Friday, April 15, 2005

New lines, steering and diff

Slowly working at knocking a few things out each evening this week. On Tuesday I got the front main steering system re-installed. This involved mounting the tie rods and the main steering linkage to each other. The brake and fuel lines showed up from Van Steel as well. I had forgotten about re-painting the catalytic convertor cover that attaches just under the passenger side of the center frame. So I removed the rust from that and primed it.

Then last night I got the new diff fluid in the diff. Spins very nicely as you would expect. When you do this don't forget the positraction additive. I ended up having to get a rebuilt slave steering cylinder because the original was too Bubba'd to hold any pressure. Fortunately my local NAPA had one in stock....which was a first for this project. The better part of the evening was spent laying down the new brake and fuel lines. This is not as easy as you'd think. I even kept the original lines handy so I would know exactly how they looked put together again and it still took me close to 2 hours to do. Because of the shipping there had to be a "shipping bend" put in 3 of the 4 main lines which took figuring out which way to un-bend it to get it back the way it was supposed to be.

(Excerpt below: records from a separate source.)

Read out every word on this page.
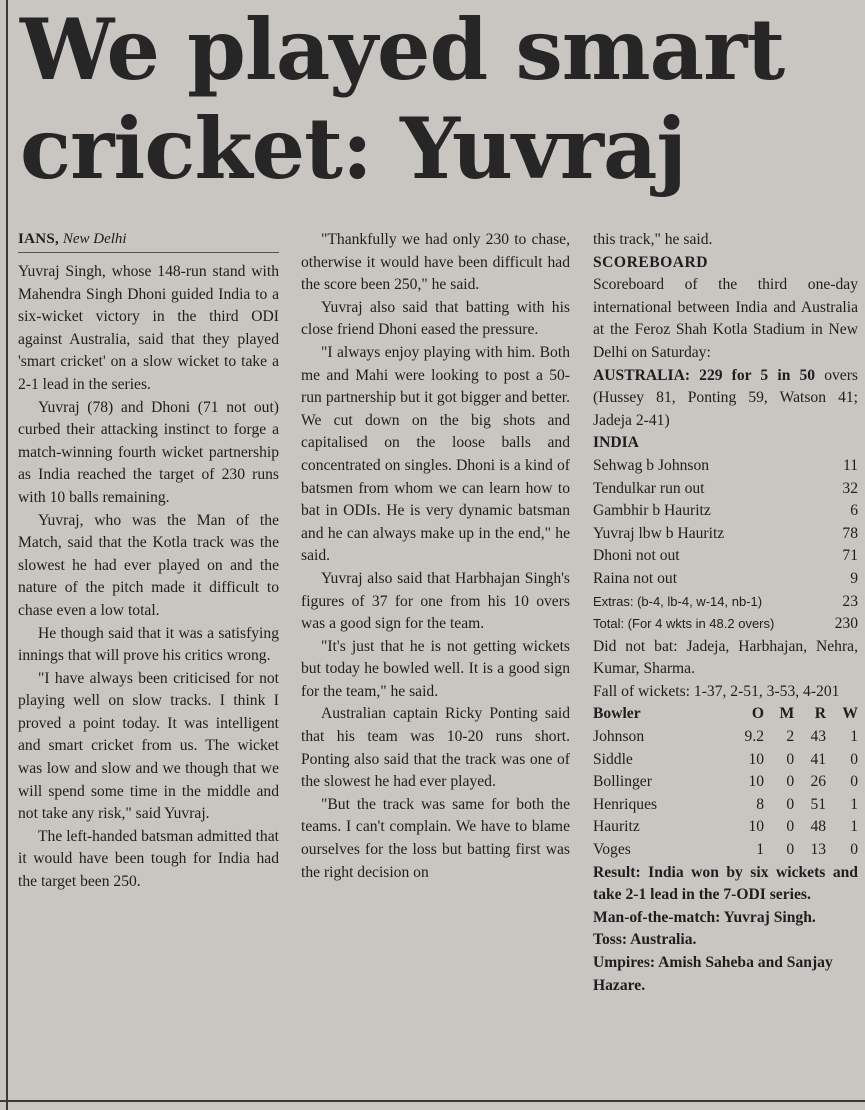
We played smart
cricket: Yuvraj
IANS, New Delhi

Yuvraj Singh, whose 148-run stand with Mahendra Singh Dhoni guided India to a six-wicket victory in the third ODI against Australia, said that they played 'smart cricket' on a slow wicket to take a 2-1 lead in the series.

Yuvraj (78) and Dhoni (71 not out) curbed their attacking instinct to forge a match-winning fourth wicket partnership as India reached the target of 230 runs with 10 balls remaining.

Yuvraj, who was the Man of the Match, said that the Kotla track was the slowest he had ever played on and the nature of the pitch made it difficult to chase even a low total.

He though said that it was a satisfying innings that will prove his critics wrong.

"I have always been criticised for not playing well on slow tracks. I think I proved a point today. It was intelligent and smart cricket from us. The wicket was low and slow and we though that we will spend some time in the middle and not take any risk," said Yuvraj.

The left-handed batsman admitted that it would have been tough for India had the target been 250.

"Thankfully we had only 230 to chase, otherwise it would have been difficult had the score been 250," he said.

Yuvraj also said that batting with his close friend Dhoni eased the pressure.

"I always enjoy playing with him. Both me and Mahi were looking to post a 50-run partnership but it got bigger and better. We cut down on the big shots and capitalised on the loose balls and concentrated on singles. Dhoni is a kind of batsmen from whom we can learn how to bat in ODIs. He is very dynamic batsman and he can always make up in the end," he said.

Yuvraj also said that Harbhajan Singh's figures of 37 for one from his 10 overs was a good sign for the team.

"It's just that he is not getting wickets but today he bowled well. It is a good sign for the team," he said.

Australian captain Ricky Ponting said that his team was 10-20 runs short. Ponting also said that the track was one of the slowest he had ever played.

"But the track was same for both the teams. I can't complain. We have to blame ourselves for the loss but batting first was the right decision on

this track," he said.

SCOREBOARD

Scoreboard of the third one-day international between India and Australia at the Feroz Shah Kotla Stadium in New Delhi on Saturday:

AUSTRALIA: 229 for 5 in 50 overs (Hussey 81, Ponting 59, Watson 41; Jadeja 2-41)

INDIA
Sehwag b Johnson	11
Tendulkar run out	32
Gambhir b Hauritz	6
Yuvraj lbw b Hauritz	78
Dhoni not out	71
Raina not out	9
Extras: (b-4, lb-4, w-14, nb-1)	23
Total: (For 4 wkts in 48.2 overs)	230

Did not bat: Jadeja, Harbhajan, Nehra, Kumar, Sharma.

Fall of wickets: 1-37, 2-51, 3-53, 4-201

Bowler	O	M	R	W
Johnson	9.2	2	43	1
Siddle	10	0	41	0
Bollinger	10	0	26	0
Henriques	8	0	51	1
Hauritz	10	0	48	1
Voges	1	0	13	0

Result: India won by six wickets and take 2-1 lead in the 7-ODI series.

Man-of-the-match: Yuvraj Singh.

Toss: Australia.

Umpires: Amish Saheba and Sanjay Hazare.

Then this morning, the wife made her contribution to the restoration. I needed a 3rd hand to hand screw in the 4 main bolts that attach the diff to the cross support member. She was gracious enough to screw them in while I held it up. She almost broke a sweat! :-) Next thing you know she's going to think it's HER car! That's what happened with a Mercedes C240 I had a couple of years ago. "Oh honey, you deserve it. It's your car". This was after driving a Toyota Tercel back and forth to work 26 miles each way and NO AC for the last 5 years of that! Well, 6 months into it, I had to beat her off with a stick just to be able to drive it a couple times a week! As I like to say, that little story was for free! ;-)

Plans for this weekend:

* get the u-joints replaced in the half shafts
* mount the t-arms, half shafts, shocks, struts, and rear spring for a complete backend
* clean and paint the brake calipers, attach the flex lines
* put the tires on and officially have a rolling chassis!

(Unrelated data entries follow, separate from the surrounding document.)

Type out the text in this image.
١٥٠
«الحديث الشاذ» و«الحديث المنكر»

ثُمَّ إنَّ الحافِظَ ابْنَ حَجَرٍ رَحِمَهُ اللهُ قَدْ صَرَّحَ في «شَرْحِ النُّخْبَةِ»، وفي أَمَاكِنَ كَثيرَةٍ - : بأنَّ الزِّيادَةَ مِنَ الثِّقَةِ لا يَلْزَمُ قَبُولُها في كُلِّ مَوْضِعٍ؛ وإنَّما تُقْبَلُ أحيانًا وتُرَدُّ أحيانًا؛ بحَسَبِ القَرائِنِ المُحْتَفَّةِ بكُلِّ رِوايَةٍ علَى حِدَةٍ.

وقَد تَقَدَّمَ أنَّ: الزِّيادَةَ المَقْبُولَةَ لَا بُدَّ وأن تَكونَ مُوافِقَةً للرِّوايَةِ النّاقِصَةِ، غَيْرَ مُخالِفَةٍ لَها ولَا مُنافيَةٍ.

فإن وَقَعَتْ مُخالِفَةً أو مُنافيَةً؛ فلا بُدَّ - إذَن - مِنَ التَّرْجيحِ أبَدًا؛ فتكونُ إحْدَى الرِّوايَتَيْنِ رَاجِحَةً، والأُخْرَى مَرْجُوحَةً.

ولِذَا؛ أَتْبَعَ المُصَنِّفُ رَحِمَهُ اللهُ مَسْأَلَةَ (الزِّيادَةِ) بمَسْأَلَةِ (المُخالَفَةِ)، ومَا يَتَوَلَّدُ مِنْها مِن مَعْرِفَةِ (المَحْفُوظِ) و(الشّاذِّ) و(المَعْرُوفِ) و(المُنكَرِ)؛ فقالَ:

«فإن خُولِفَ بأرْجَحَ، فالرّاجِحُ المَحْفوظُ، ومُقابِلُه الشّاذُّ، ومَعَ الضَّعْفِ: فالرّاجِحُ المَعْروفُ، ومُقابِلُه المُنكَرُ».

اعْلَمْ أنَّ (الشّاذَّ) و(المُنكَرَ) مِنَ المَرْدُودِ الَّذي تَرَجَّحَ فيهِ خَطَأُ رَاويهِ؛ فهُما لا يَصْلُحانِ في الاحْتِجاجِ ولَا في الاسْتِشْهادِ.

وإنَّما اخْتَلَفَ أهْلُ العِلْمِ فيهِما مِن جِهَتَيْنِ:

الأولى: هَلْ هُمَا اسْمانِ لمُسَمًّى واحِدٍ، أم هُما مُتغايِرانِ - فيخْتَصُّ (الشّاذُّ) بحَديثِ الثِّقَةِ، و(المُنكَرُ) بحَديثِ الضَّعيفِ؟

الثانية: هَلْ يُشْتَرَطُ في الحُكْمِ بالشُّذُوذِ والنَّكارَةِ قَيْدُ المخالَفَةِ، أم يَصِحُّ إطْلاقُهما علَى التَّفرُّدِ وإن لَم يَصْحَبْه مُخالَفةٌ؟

I've got to find someone that can weld for me. I've decided to NOT try to teach myself to weld to replace the body mounts. Hopefully I can find someone reasonable that can come to me.

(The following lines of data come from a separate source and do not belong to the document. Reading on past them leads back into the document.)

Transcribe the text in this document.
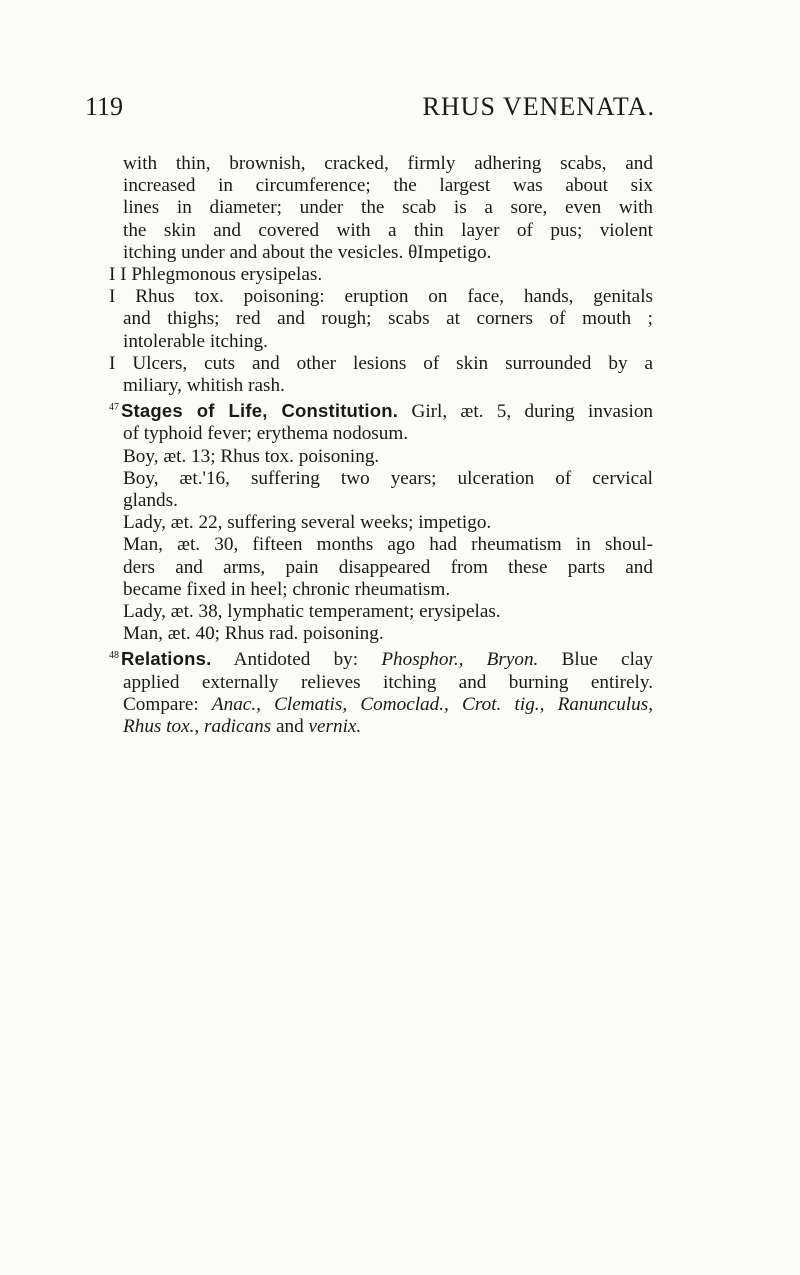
119	RHUS VENENATA.
with thin, brownish, cracked, firmly adhering scabs, and
increased in circumference; the largest was about six
lines in diameter; under the scab is a sore, even with
the skin and covered with a thin layer of pus; violent
itching under and about the vesicles. θImpetigo.
I I Phlegmonous erysipelas.
I Rhus tox. poisoning: eruption on face, hands, genitals
and thighs; red and rough; scabs at corners of mouth ;
intolerable itching.
I Ulcers, cuts and other lesions of skin surrounded by a
miliary, whitish rash.
$^{47}$ Stages of Life, Constitution. Girl, æt. 5, during invasion
of typhoid fever; erythema nodosum.
Boy, æt. 13; Rhus tox. poisoning.
Boy, æt.'16, suffering two years; ulceration of cervical
glands.
Lady, æt. 22, suffering several weeks; impetigo.
Man, æt. 30, fifteen months ago had rheumatism in shoul-
ders and arms, pain disappeared from these parts and
became fixed in heel; chronic rheumatism.
Lady, æt. 38, lymphatic temperament; erysipelas.
Man, æt. 40; Rhus rad. poisoning.
$^{48}$ Relations. Antidoted by: Phosphor., Bryon. Blue clay
applied externally relieves itching and burning entirely.
Compare: Anac., Clematis, Comoclad., Crot. tig., Ranunculus,
Rhus tox., radicans and vernix.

I also have to make up my mind on the motor. I know what I want to do but I keep going back and forth on the heads. Summit has a nice set of heads, SUM-15123, that are self branded versions of some Dart Iron Eagle heads that have put out good dyno numbers and are about $650/pair. The we have the tried and true Vortecs with modified spring for extra lift and loads of dyno data and real experience. I can get a package from Scoggin-Dickey that comes modified, gaskets, new Edelbrock intake, and stamped steel rockers for $900. At this point, the better economic choice is the Vortec head kit considering it has the rockers, gaskets, intake and bolts as part of the package. The gaskets, rockers, and bolts alone would cost me an extra $200 over the $650 which leaves the intake at parity between the two options. The engine builder that is local that I will get the short block from has several mid 70's 350 blocks on hand for $400 which is a complete re-man short block with new bearings, rings, pistons, and a complete bore and grind of the crank. The $400 is with a core exchange but at that I'd be hard pressed to get my existing block machined and then buy the pistons, rings, and bearings for that price.

The motor break down then looks something like this:

* Short block: $400
* oil pump and pan: about $75
* head kit: $900
* cam kit: $150

I plan on re-using the Q-jet carb and HEI dist from the original motor. That's going to put me at about $1500 for the motor. Not bad on the whole and should be able to lay down some rubber when done!